Decía John Cassavetes que el cine es «una investigación sobre nuestras vidas, sobre lo que somos, sobre nuestras responsabilidades, sobre lo que estamos buscando». Esta es quizá la máxima que pocos cineastas siguen, quizá debido a la falta de interés por la exploración y el conocimiento, o porque necesitan sobrevivir en un ecosistema en el que predomina la churrería industrial. Así que, de vez en cuando, que entre las propuestas comerciales asome un rayo de luz de inteligencia y elocuencia, es de agradecer.

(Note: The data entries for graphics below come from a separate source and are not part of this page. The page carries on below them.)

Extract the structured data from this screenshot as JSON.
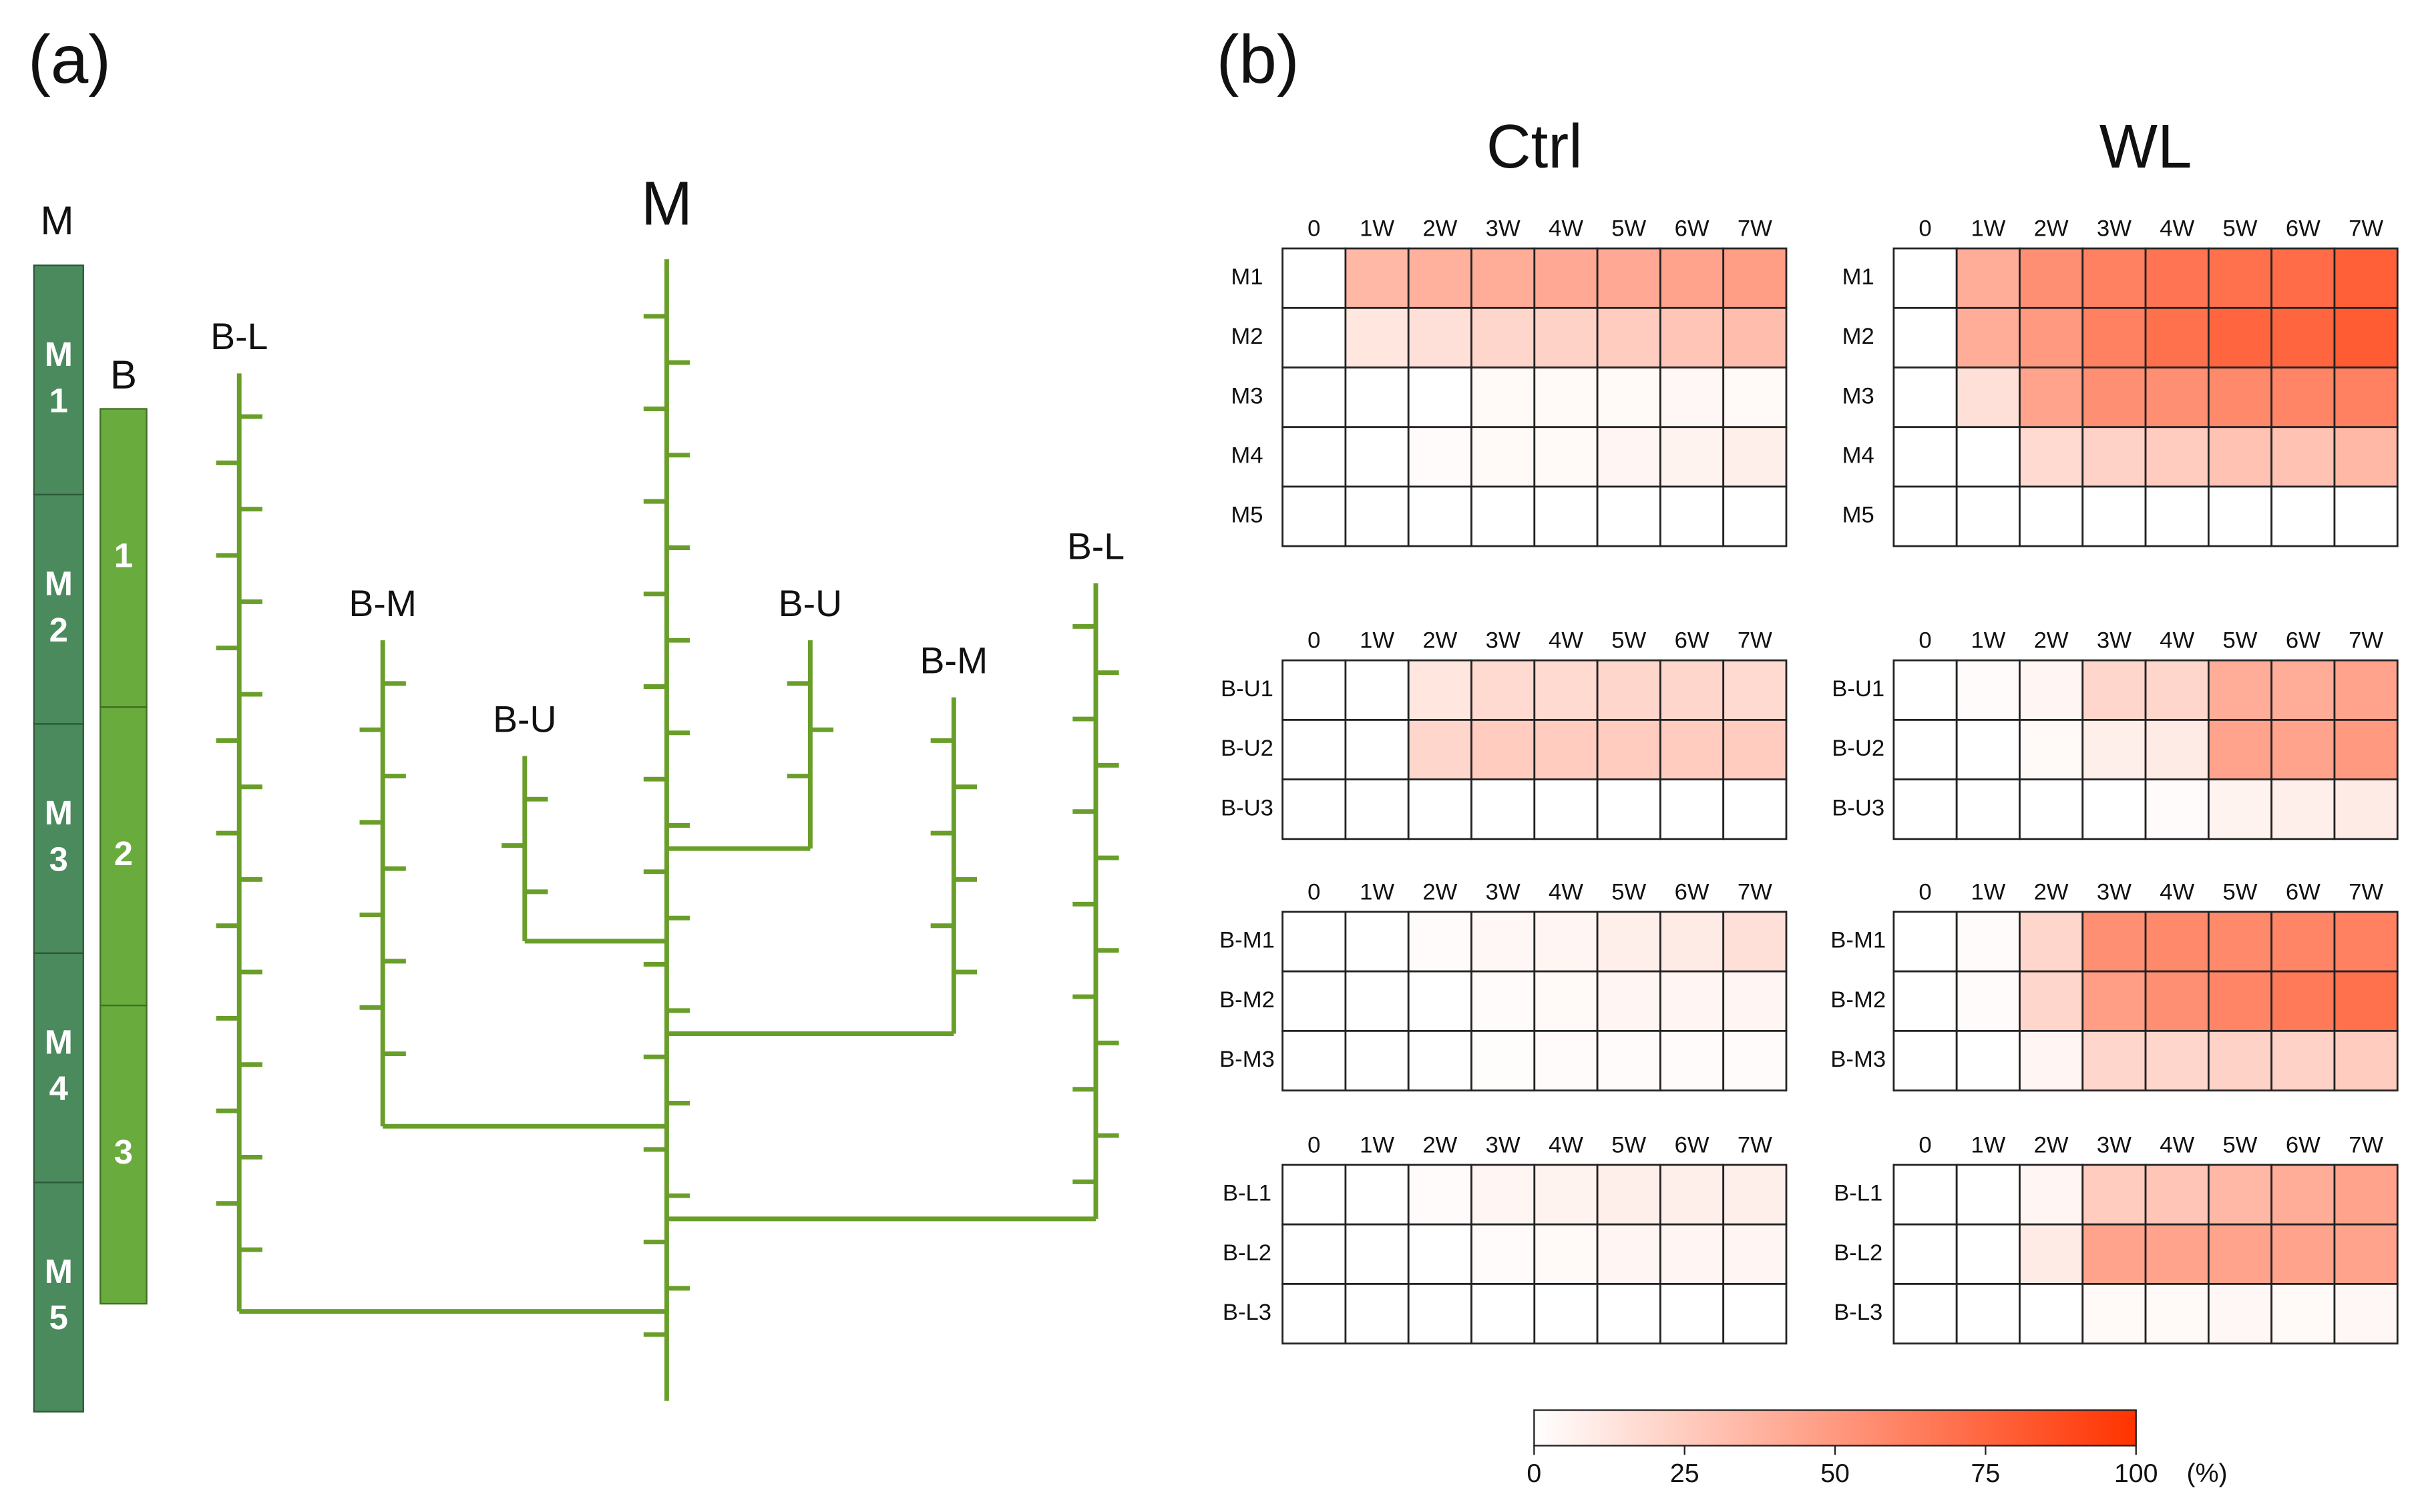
{
  "panel_labels": [
    "(a)",
    "(b)"
  ],
  "diagram": {
    "bar_m": {
      "label": "M",
      "segments": [
        [
          "M",
          "1"
        ],
        [
          "M",
          "2"
        ],
        [
          "M",
          "3"
        ],
        [
          "M",
          "4"
        ],
        [
          "M",
          "5"
        ]
      ]
    },
    "bar_b": {
      "label": "B",
      "segments": [
        "1",
        "2",
        "3"
      ]
    },
    "tree": {
      "main": "M",
      "branches": [
        "B-L",
        "B-M",
        "B-U",
        "B-U",
        "B-M",
        "B-L"
      ]
    }
  },
  "chart_data": [
    {
      "type": "heatmap",
      "title": "Ctrl",
      "x": [
        "0",
        "1W",
        "2W",
        "3W",
        "4W",
        "5W",
        "6W",
        "7W"
      ],
      "y": [
        "M1",
        "M2",
        "M3",
        "M4",
        "M5"
      ],
      "values": [
        [
          0,
          35,
          38,
          40,
          42,
          42,
          45,
          48
        ],
        [
          0,
          12,
          15,
          20,
          22,
          25,
          28,
          32
        ],
        [
          0,
          0,
          0,
          3,
          3,
          3,
          4,
          3
        ],
        [
          0,
          0,
          2,
          3,
          3,
          5,
          6,
          8
        ],
        [
          0,
          0,
          0,
          0,
          0,
          0,
          0,
          0
        ]
      ]
    },
    {
      "type": "heatmap",
      "title": "WL",
      "x": [
        "0",
        "1W",
        "2W",
        "3W",
        "4W",
        "5W",
        "6W",
        "7W"
      ],
      "y": [
        "M1",
        "M2",
        "M3",
        "M4",
        "M5"
      ],
      "values": [
        [
          0,
          40,
          55,
          62,
          68,
          70,
          72,
          78
        ],
        [
          0,
          40,
          50,
          62,
          70,
          75,
          75,
          80
        ],
        [
          0,
          15,
          45,
          55,
          55,
          58,
          60,
          62
        ],
        [
          0,
          0,
          18,
          22,
          25,
          30,
          30,
          35
        ],
        [
          0,
          0,
          0,
          0,
          0,
          0,
          0,
          0
        ]
      ]
    },
    {
      "type": "heatmap",
      "x": [
        "0",
        "1W",
        "2W",
        "3W",
        "4W",
        "5W",
        "6W",
        "7W"
      ],
      "y": [
        "B-U1",
        "B-U2",
        "B-U3"
      ],
      "values": [
        [
          0,
          0,
          12,
          18,
          18,
          20,
          20,
          18
        ],
        [
          0,
          0,
          20,
          25,
          25,
          25,
          25,
          25
        ],
        [
          0,
          0,
          0,
          0,
          0,
          0,
          0,
          0
        ]
      ]
    },
    {
      "type": "heatmap",
      "x": [
        "0",
        "1W",
        "2W",
        "3W",
        "4W",
        "5W",
        "6W",
        "7W"
      ],
      "y": [
        "B-U1",
        "B-U2",
        "B-U3"
      ],
      "values": [
        [
          0,
          2,
          5,
          20,
          20,
          40,
          40,
          45
        ],
        [
          0,
          0,
          3,
          8,
          10,
          45,
          45,
          50
        ],
        [
          0,
          0,
          0,
          0,
          2,
          6,
          8,
          10
        ]
      ]
    },
    {
      "type": "heatmap",
      "x": [
        "0",
        "1W",
        "2W",
        "3W",
        "4W",
        "5W",
        "6W",
        "7W"
      ],
      "y": [
        "B-M1",
        "B-M2",
        "B-M3"
      ],
      "values": [
        [
          0,
          0,
          2,
          4,
          5,
          8,
          10,
          15
        ],
        [
          0,
          0,
          0,
          2,
          3,
          5,
          5,
          5
        ],
        [
          0,
          0,
          0,
          1,
          2,
          2,
          2,
          2
        ]
      ]
    },
    {
      "type": "heatmap",
      "x": [
        "0",
        "1W",
        "2W",
        "3W",
        "4W",
        "5W",
        "6W",
        "7W"
      ],
      "y": [
        "B-M1",
        "B-M2",
        "B-M3"
      ],
      "values": [
        [
          0,
          2,
          20,
          55,
          58,
          58,
          60,
          62
        ],
        [
          0,
          2,
          20,
          48,
          55,
          60,
          65,
          70
        ],
        [
          0,
          0,
          5,
          20,
          20,
          22,
          22,
          25
        ]
      ]
    },
    {
      "type": "heatmap",
      "x": [
        "0",
        "1W",
        "2W",
        "3W",
        "4W",
        "5W",
        "6W",
        "7W"
      ],
      "y": [
        "B-L1",
        "B-L2",
        "B-L3"
      ],
      "values": [
        [
          0,
          0,
          2,
          5,
          6,
          8,
          8,
          8
        ],
        [
          0,
          0,
          0,
          2,
          3,
          5,
          5,
          5
        ],
        [
          0,
          0,
          0,
          0,
          0,
          0,
          0,
          0
        ]
      ]
    },
    {
      "type": "heatmap",
      "x": [
        "0",
        "1W",
        "2W",
        "3W",
        "4W",
        "5W",
        "6W",
        "7W"
      ],
      "y": [
        "B-L1",
        "B-L2",
        "B-L3"
      ],
      "values": [
        [
          0,
          0,
          5,
          25,
          28,
          35,
          40,
          45
        ],
        [
          0,
          0,
          10,
          45,
          45,
          45,
          45,
          45
        ],
        [
          0,
          0,
          0,
          3,
          3,
          4,
          3,
          4
        ]
      ]
    }
  ],
  "colorbar": {
    "zlim": [
      0,
      100
    ],
    "ticks": [
      0,
      25,
      50,
      75,
      100
    ],
    "unit": "(%)",
    "colors": [
      "#ffffff",
      "#ff3300"
    ]
  }
}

‘‘Black Rabbit’’ es una de esas series que, en lo formal, supera todas las expectativas que se pueden tener en torno a las series de televisión. Pocas veces se ve la ciudad de Nueva York tan implacablemente bella en el audiovisual. A través de un tono sombrío y una iluminación al servicio de la historia, su relato bucea en los éxitos y fracasos de la clase trabajadora neoyorquina a través del ascenso y la caída de dos hermanos que interpretan Jason Bateman y Jude Law. Ambos mantienen ese tipo de relaciones adictivas en las que, por amor o responsabilidad adquirida, todos nos vemos envueltos en algún momento de nuestras vidas sin entender el porqué. Hasta aquí, todo bien. El problema reside en la trama, repleta de giros de guion forzados y que no dejan que fluyan las identidades de sus personajes y sus relaciones, alejando la narrativa de la búsqueda que pide el relato. Celebro el intento.